Just days after the anniversary of Francis Pesa’s death at the hands of an impaired driver, his mother, Grace Pesa, is bracing herself for another dreaded milestone: the release of the man convicted in his death.
This month, Kulwinder Singh Chohan will complete his three-year sentence for impaired driving causing death, after serving just five months behind bars.
“Francis’s killer is free,” Pesa told reporters gathered Tuesday in Calgary for a news conference calling for reforms to impaired-driving laws.
“I’m not a vindictive person, (but) what I have been working on and will continue to work on until I die is that this crime should at least have a fitting sentence across Canada.”
Pesa’s son had been driving with his girlfriend on New Year’s Day 2014 to pick up food for his family when a Dodge Ram truck, driven by Chohan, crossed the centre line and struck their vehicle.
The crash was chaotic: Chohan had side-swiped a Mazda before crashing into Pesa’s vehicle, then a Buick Enclave hit Chohan’s truck.
Later in court, Pesa’s family would learn that Chohan’s blood-alcohol level was well over the legal limit at the time of the crash, and that investigators found a bottle of Crown Royal in the passenger side of his truck.
Francis spent the next five days in the intensive-care unit and underwent four operations before he died.
Now, four years later, as Chohan concludes his sentence, Francis’s family have joined two Tory members of parliament in calling on the government to strengthen impaired-driving penalties.
“The fact that Chohan would receive a sentence like three years with only five months behind bars is an outrage,” said St. Albert-Edmonton MP Michael Cooper. “It’s an outrage because it clearly does not match the seriousness and the gravity of the crime committed.”
Cooper, the deputy shadow minister for Justice, tried unsuccessfully last fall to introduce an amendment to Bill C-46 — part of the government’s legal marijuana legislation package — that would see a mandatory five-year sentence introduced for impaired driving causing death.

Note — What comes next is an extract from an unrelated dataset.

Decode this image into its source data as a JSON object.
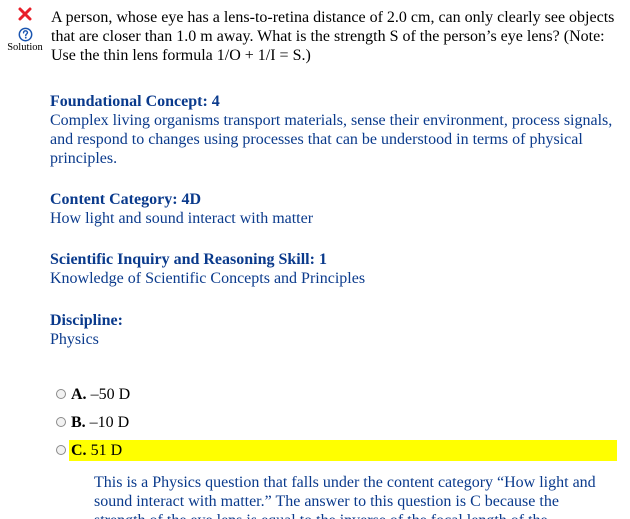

“It doesn’t take away discretion of judges to fashion an appropriate sentence,” Cooper said.
“But when you make the conscious decision to drink and drive and take away the life of another human being, (it’s) not unreasonable in my view to expect a minimum of a five- or six-year minimum sentence in those cases.”
Cooper and Calgary-Confederation MP Len Webber are now hoping amendments to Bill C-46 that include mandatory minimums will be introduced at the Senate level.
The federal Liberals have previously looked at eliminating mandatory sentences wherever possible, based on evidence that they contribute to backlogs in the courts.
But advocates of the mandatory minimums say such sentences are appropriate for serious crimes — and the Pesa family hope the government can be convinced that impaired driving causing death is a crime that warrants minimum sentences.
“It’s not about just sentencing, that’s not the bottom line. The bottom line is being able to change the perception so that this is a crime and people don’t see this as an accident (or) chance,” said Hervin Pesa, Francis’s older brother.
“This is something that people wilfully commit and participate in on a daily basis.”